Co-written and directed by Edgar Wright, The World’s End is the birth child of an unofficial trilogy of Pegg, Wright, and Frost’s previous work together, including Shaun Of The Dead and Hot Fuzz. For those who’ve seen those previous movies and are expecting a pompous, outlandish experience just like those pictures, you’re not far off. The World’s End is, by every definition, a ridiculous, ludicrous, and far-out experience, a preposterous and purposefully silly picture to the point where it surpasses being stupid and starts being funny. It’s like those older television skits by Monty Python: they undeniably immature and stupid by nature, but there’s an inherent wit and silliness to them that can’t help but make them so much fun.

Case in point: Simon Pegg and Nick Frost’s chemistry. In the past, their character’s relationship involved a budding romance in a cheesy “You’ve Got A Friend In Me” type of ordeal. Here, the relationship is more strained, almost like Frost is a babysitter and its his turn to supervise little baby Simon so he doesn’t eat sand from the playground. Their characters are hilarious because they’re polar opposites: because Pegg plays the ambitious, over-the-top party boy while Frost is the more conserved, more easily frustrated business man.  Remember the chemistry between John Candy and Steve Martin in Planes, Trains, and Automobiles, where the frustrated business guy (Martin) keeps having to monitor the guy (Candy) who is oblivious, foolish and hopeless? Same case here, although the roles are more or less switched between the two actors.

And then the robots. Oh my God, are they hilarious. In Shaun Of The Dead we had zombies, and in Hot Fuzz we had crooked cops. Now, we have supernatural alien robots, although they hilariously keep insisting that they are not robots because they have sentiment and free will. Anyhow, the funniest thing is how the group reacts to them, tearing off their body parts, whacking themselves with their arms, legs, and anything else they can pull off of their bodies. It’s like someone combined the Lego minifigures with Whack-A-Mole and then decided to throw blue kool-aid somewhere into the mix. Just trust me, it gets messy.

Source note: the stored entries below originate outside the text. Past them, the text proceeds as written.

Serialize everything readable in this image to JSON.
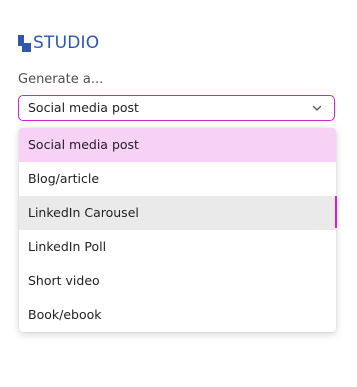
{
  "brand": {
    "name": "STUDIO",
    "icon": "studio-logo-icon",
    "color": "#2f55b8"
  },
  "generate_label": "Generate a...",
  "select": {
    "value": "Social media post",
    "icon": "chevron-down-icon",
    "border_color": "#d61fd6"
  },
  "dropdown": {
    "options": [
      {
        "label": "Social media post",
        "state": "selected"
      },
      {
        "label": "Blog/article",
        "state": ""
      },
      {
        "label": "LinkedIn Carousel",
        "state": "hovered"
      },
      {
        "label": "LinkedIn Poll",
        "state": ""
      },
      {
        "label": "Short video",
        "state": ""
      },
      {
        "label": "Book/ebook",
        "state": ""
      }
    ],
    "selected_color": "#f7d2f6",
    "hover_color": "#eaeaea"
  }
}
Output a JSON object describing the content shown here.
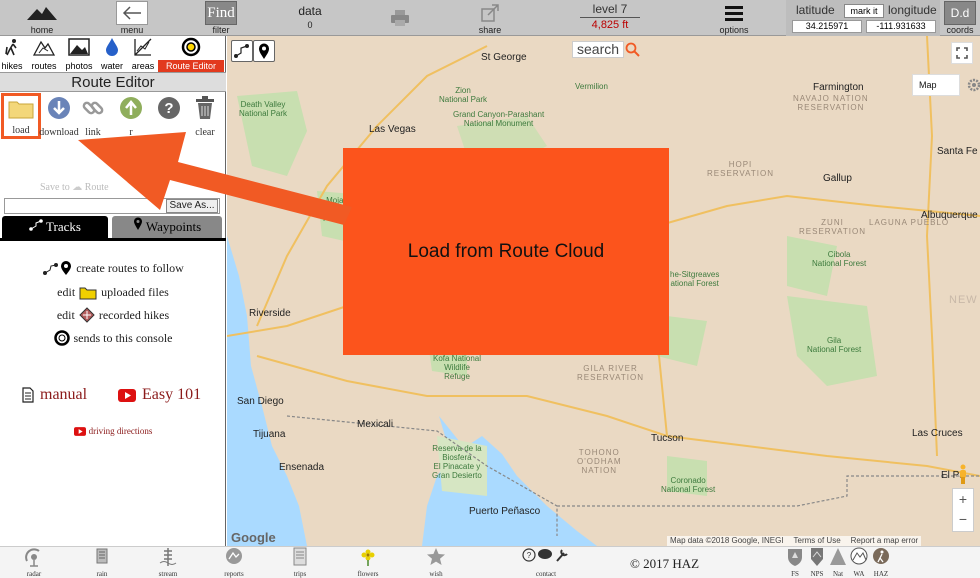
{
  "topbar": {
    "home_label": "home",
    "menu_label": "menu",
    "find_text": "Find",
    "filter_label": "filter",
    "data_label": "data",
    "data_count": "0",
    "share_label": "share",
    "level_text": "level 7",
    "elevation_text": "4,825 ft",
    "options_label": "options",
    "latitude_label": "latitude",
    "mark_it_label": "mark it",
    "longitude_label": "longitude",
    "latitude_value": "34.215971",
    "longitude_value": "-111.931633",
    "dd_text": "D.d",
    "coords_label": "coords"
  },
  "sidebar": {
    "layer_tabs": [
      "hikes",
      "routes",
      "photos",
      "water",
      "areas",
      "Route Editor"
    ],
    "title": "Route Editor",
    "tools": [
      "load",
      "download",
      "link",
      "r",
      "",
      "clear"
    ],
    "save_to_text": "Save to",
    "route_text": "Route",
    "save_as_label": "Save As...",
    "tab_tracks": "Tracks",
    "tab_waypoints": "Waypoints",
    "help_create": "create routes to follow",
    "help_edit1_pre": "edit",
    "help_edit1_post": "uploaded files",
    "help_edit2_pre": "edit",
    "help_edit2_post": "recorded hikes",
    "help_sends": "sends to this console",
    "manual_label": "manual",
    "easy_label": "Easy 101",
    "driving_label": "driving directions"
  },
  "map": {
    "overlay_text": "Load from Route Cloud",
    "search_label": "search",
    "map_type_label": "Map",
    "zoom_in": "+",
    "zoom_out": "−",
    "google_label": "Google",
    "attribution": "Map data ©2018 Google, INEGI",
    "terms_label": "Terms of Use",
    "report_label": "Report a map error",
    "cities": [
      {
        "name": "Las Vegas"
      },
      {
        "name": "St George"
      },
      {
        "name": "Farmington"
      },
      {
        "name": "Gallup"
      },
      {
        "name": "Albuquerque"
      },
      {
        "name": "Santa Fe"
      },
      {
        "name": "Riverside"
      },
      {
        "name": "San Diego"
      },
      {
        "name": "Tijuana"
      },
      {
        "name": "Mexicali"
      },
      {
        "name": "Ensenada"
      },
      {
        "name": "Tucson"
      },
      {
        "name": "Puerto Peñasco"
      },
      {
        "name": "Las Cruces"
      },
      {
        "name": "El Pa"
      }
    ],
    "parks": [
      {
        "name": "Death Valley\nNational Park"
      },
      {
        "name": "Zion\nNational Park"
      },
      {
        "name": "Grand Canyon-Parashant\nNational Monument"
      },
      {
        "name": "Cibola\nNational Forest"
      },
      {
        "name": "Kofa National\nWildlife\nRefuge"
      },
      {
        "name": "Gila\nNational Forest"
      },
      {
        "name": "Coronado\nNational Forest"
      },
      {
        "name": "Reserva de la\nBiosfera\nEl Pinacate y\nGran Desierto"
      },
      {
        "name": "Mojave\nNational\nPreserve"
      },
      {
        "name": "Vermilion"
      },
      {
        "name": "he-Sitgreaves\national Forest"
      }
    ],
    "reservations": [
      {
        "name": "NAVAJO NATION\nRESERVATION"
      },
      {
        "name": "HOPI\nRESERVATION"
      },
      {
        "name": "ZUNI\nRESERVATION"
      },
      {
        "name": "LAGUNA PUEBLO"
      },
      {
        "name": "GILA RIVER\nRESERVATION"
      },
      {
        "name": "TOHONO\nO'ODHAM\nNATION"
      },
      {
        "name": "NEW"
      }
    ]
  },
  "bottombar": {
    "items": [
      "radar",
      "rain",
      "stream",
      "reports",
      "trips",
      "flowers",
      "wish",
      "contact"
    ],
    "copyright": "© 2017 HAZ",
    "agency_items": [
      "FS",
      "NPS",
      "Nat",
      "WA",
      "HAZ"
    ]
  },
  "colors": {
    "accent": "#fc541c",
    "arrow": "#f15a24",
    "route_editor_tab": "#e23a1e",
    "link": "#8b1a1a",
    "elevation": "#bb0000"
  }
}
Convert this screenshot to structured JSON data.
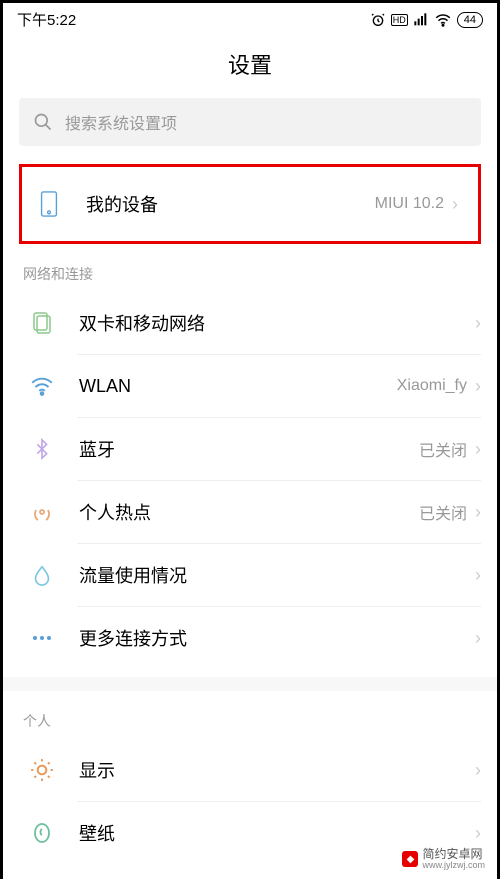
{
  "status": {
    "time": "下午5:22",
    "battery": "44"
  },
  "page": {
    "title": "设置"
  },
  "search": {
    "placeholder": "搜索系统设置项"
  },
  "my_device": {
    "label": "我的设备",
    "value": "MIUI 10.2"
  },
  "sections": {
    "network": {
      "header": "网络和连接",
      "items": [
        {
          "label": "双卡和移动网络",
          "value": ""
        },
        {
          "label": "WLAN",
          "value": "Xiaomi_fy"
        },
        {
          "label": "蓝牙",
          "value": "已关闭"
        },
        {
          "label": "个人热点",
          "value": "已关闭"
        },
        {
          "label": "流量使用情况",
          "value": ""
        },
        {
          "label": "更多连接方式",
          "value": ""
        }
      ]
    },
    "personal": {
      "header": "个人",
      "items": [
        {
          "label": "显示",
          "value": ""
        },
        {
          "label": "壁纸",
          "value": ""
        }
      ]
    }
  },
  "watermark": {
    "name": "简约安卓网",
    "url": "www.jylzwj.com"
  }
}
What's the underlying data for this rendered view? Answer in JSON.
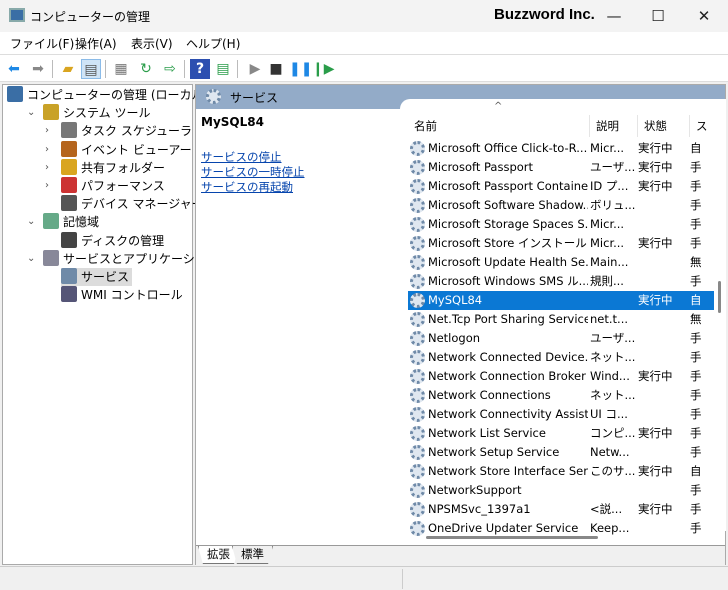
{
  "window": {
    "title": "コンピューターの管理",
    "brand": "Buzzword Inc.",
    "minimize": "—",
    "maximize": "☐",
    "close": "✕"
  },
  "menu": [
    "ファイル(F)",
    "操作(A)",
    "表示(V)",
    "ヘルプ(H)"
  ],
  "toolbar": {
    "icons": [
      "back-icon",
      "forward-icon",
      "up-folder-icon",
      "show-hide-tree-icon",
      "properties-icon",
      "refresh-icon",
      "export-list-icon",
      "help-icon",
      "action-pane-icon",
      "start-service-icon",
      "stop-service-icon",
      "pause-service-icon",
      "resume-service-icon"
    ]
  },
  "tree": [
    {
      "label": "コンピューターの管理 (ローカル)",
      "level": 0,
      "expander": ""
    },
    {
      "label": "システム ツール",
      "level": 1,
      "expander": "⌄"
    },
    {
      "label": "タスク スケジューラ",
      "level": 2,
      "expander": "›"
    },
    {
      "label": "イベント ビューアー",
      "level": 2,
      "expander": "›"
    },
    {
      "label": "共有フォルダー",
      "level": 2,
      "expander": "›"
    },
    {
      "label": "パフォーマンス",
      "level": 2,
      "expander": "›"
    },
    {
      "label": "デバイス マネージャー",
      "level": 2,
      "expander": ""
    },
    {
      "label": "記憶域",
      "level": 1,
      "expander": "⌄"
    },
    {
      "label": "ディスクの管理",
      "level": 2,
      "expander": ""
    },
    {
      "label": "サービスとアプリケーション",
      "level": 1,
      "expander": "⌄"
    },
    {
      "label": "サービス",
      "level": 2,
      "expander": "",
      "selected": true
    },
    {
      "label": "WMI コントロール",
      "level": 2,
      "expander": ""
    }
  ],
  "pane": {
    "title": "サービス",
    "selected_service": "MySQL84",
    "links": [
      "サービスの停止",
      "サービスの一時停止",
      "サービスの再起動"
    ]
  },
  "columns": [
    "名前",
    "説明",
    "状態",
    "ス"
  ],
  "services": [
    [
      "Microsoft Office Click-to-R...",
      "Micr...",
      "実行中",
      "自"
    ],
    [
      "Microsoft Passport",
      "ユーザ...",
      "実行中",
      "手"
    ],
    [
      "Microsoft Passport Container",
      "ID プ...",
      "実行中",
      "手"
    ],
    [
      "Microsoft Software Shadow...",
      "ボリュ...",
      "",
      "手"
    ],
    [
      "Microsoft Storage Spaces S...",
      "Micr...",
      "",
      "手"
    ],
    [
      "Microsoft Store インストール ...",
      "Micr...",
      "実行中",
      "手"
    ],
    [
      "Microsoft Update Health Se...",
      "Main...",
      "",
      "無"
    ],
    [
      "Microsoft Windows SMS ル...",
      "規則...",
      "",
      "手"
    ],
    [
      "MySQL84",
      "",
      "実行中",
      "自"
    ],
    [
      "Net.Tcp Port Sharing Service",
      "net.t...",
      "",
      "無"
    ],
    [
      "Netlogon",
      "ユーザ...",
      "",
      "手"
    ],
    [
      "Network Connected Device...",
      "ネット...",
      "",
      "手"
    ],
    [
      "Network Connection Broker",
      "Wind...",
      "実行中",
      "手"
    ],
    [
      "Network Connections",
      "ネット...",
      "",
      "手"
    ],
    [
      "Network Connectivity Assist...",
      "UI コ...",
      "",
      "手"
    ],
    [
      "Network List Service",
      "コンピ...",
      "実行中",
      "手"
    ],
    [
      "Network Setup Service",
      "Netw...",
      "",
      "手"
    ],
    [
      "Network Store Interface Ser...",
      "このサ...",
      "実行中",
      "自"
    ],
    [
      "NetworkSupport",
      "",
      "",
      "手"
    ],
    [
      "NPSMSvc_1397a1",
      "<説...",
      "実行中",
      "手"
    ],
    [
      "OneDrive Updater Service",
      "Keep...",
      "",
      "手"
    ]
  ],
  "selected_index": 8,
  "tabs": [
    "拡張",
    "標準"
  ],
  "colors": {
    "accent": "#0b78d4",
    "band": "#93abc8"
  }
}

I’m overanalyzing this. The question I should be answering is this: did it make me laugh? The answer: Yes it did, consistently and abundantly, and what’s even more important is that it had something more to offer than simply entertainment. It had a deeper message to tell its audience, and instead of celebrating foolishness and drunkenness, it decided to touch upon a deeper subject involving friendship and true happiness.

I won’t spoil the segment for you, because for me it was the best scene out of the whole movie. I will say this though: most movies, including Project X, 21 And Over, and the dreaded Hangover series take alcoholism and play it out like its fun, like a big party with no consequences or repercussions to the people involved with them. This movie had the opportunity to play it out in that same fashion, but it chose a different direction. It decided to take alcoholism and show it in a more realistic light, maybe even a tragic one. This sequence genuinely touched me, as well as the conversation two characters shared about their life and what exactly they mean to each other. It did more than entertained me: it genuinely surprised me.

As far as comedy and drama goes, I can name a number of films this year that have both made me laugh harder and feel more, among them including the explicit Don Jon, the tamer Monsters University and the other horror-comedy Warm Bodies. Should I take off points, however, if the movie doesn’t match up to the standard of other pictures? The point is that this is a good movie. It had more to offer than just pointless swearing and debauchery: the movie is funny, touching, and original, and there’s a lot of moral truth to it, aside from all of the alien robots mucking everything up.